Section 2820 of the Code, as amended, provided that no foreign insurance company shall transact business in the State except through duly appointed resident agents; declared it unlawful to pay any emolument to a nonresident for obtaining policies covering risks therein; and authorized the exclusion of any company which failed to observe this inhibition.
The bill alleges that, although the complainant had been duly licensed to transact business in New Mexico for many years, defendants were threatening to suspend the license therefor because of supposed violations of § 2820. It asks a decree declaring that section unconstitutional insofar as payments to nonresidents for procuring insurance were prohibited; and that defendants be restrained from attempting to revoke or refusing to renew the license certificate.

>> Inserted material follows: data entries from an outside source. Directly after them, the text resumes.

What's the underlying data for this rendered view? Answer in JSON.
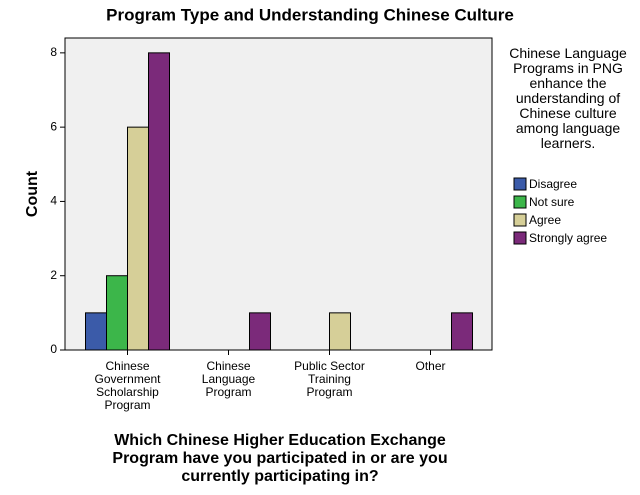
{
  "chart_data": {
    "type": "bar",
    "title": "Program Type and Understanding Chinese Culture",
    "x_label": "Which Chinese Higher Education Exchange Program have you participated in or are you currently participating in?",
    "y_label": "Count",
    "legend_title": "Chinese Language Programs in PNG enhance the understanding of Chinese culture among language learners.",
    "categories": [
      "Chinese Government Scholarship Program",
      "Chinese Language Program",
      "Public Sector Training Program",
      "Other"
    ],
    "series": [
      {
        "name": "Disagree",
        "color": "#3b5ba9",
        "values": [
          1,
          0,
          0,
          0
        ]
      },
      {
        "name": "Not sure",
        "color": "#3cb64a",
        "values": [
          2,
          0,
          0,
          0
        ]
      },
      {
        "name": "Agree",
        "color": "#d6cf98",
        "values": [
          6,
          0,
          1,
          0
        ]
      },
      {
        "name": "Strongly agree",
        "color": "#7b2a7a",
        "values": [
          8,
          1,
          0,
          1
        ]
      }
    ],
    "ylim": [
      0,
      8.4
    ],
    "yticks": [
      0,
      2,
      4,
      6,
      8
    ],
    "legend": "right"
  }
}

The act effective March 20, 1925, codified the insurance laws of the State; expressly repealed former statutes regulating the business; transferred the powers of the Bank Examiner to the Corporation Commission, and charged the Superintendent of the Department of Insurance with general administration of the law. It sets up an entirely new system of control and contains no provision concerning payments to outside agents like the one challenged by complainant. It provides: "Upon the application of any insurance company for a license to transact an insurance business in the State of New Mexico, the Superintendent shall immediately satisfy himself that the said company . . . has . . . complied with all the . . . requirements of this Act, and shall thereupon be obligated to issue a license to the said company authorizing it to transact the forms of insurance permitted under its articles of incorporation and authorized under this Act for any one insurance company to transact."
The bill questions the validity of a statute which was repealed in 1925. There is no effective remedy which this or any other court can now grant under its allegations and prayers. The cause has become moot and should be treated accordingly.
MR. JUSTICE BRANDEIS and MR. JUSTICE SANFORD concur in this opinion.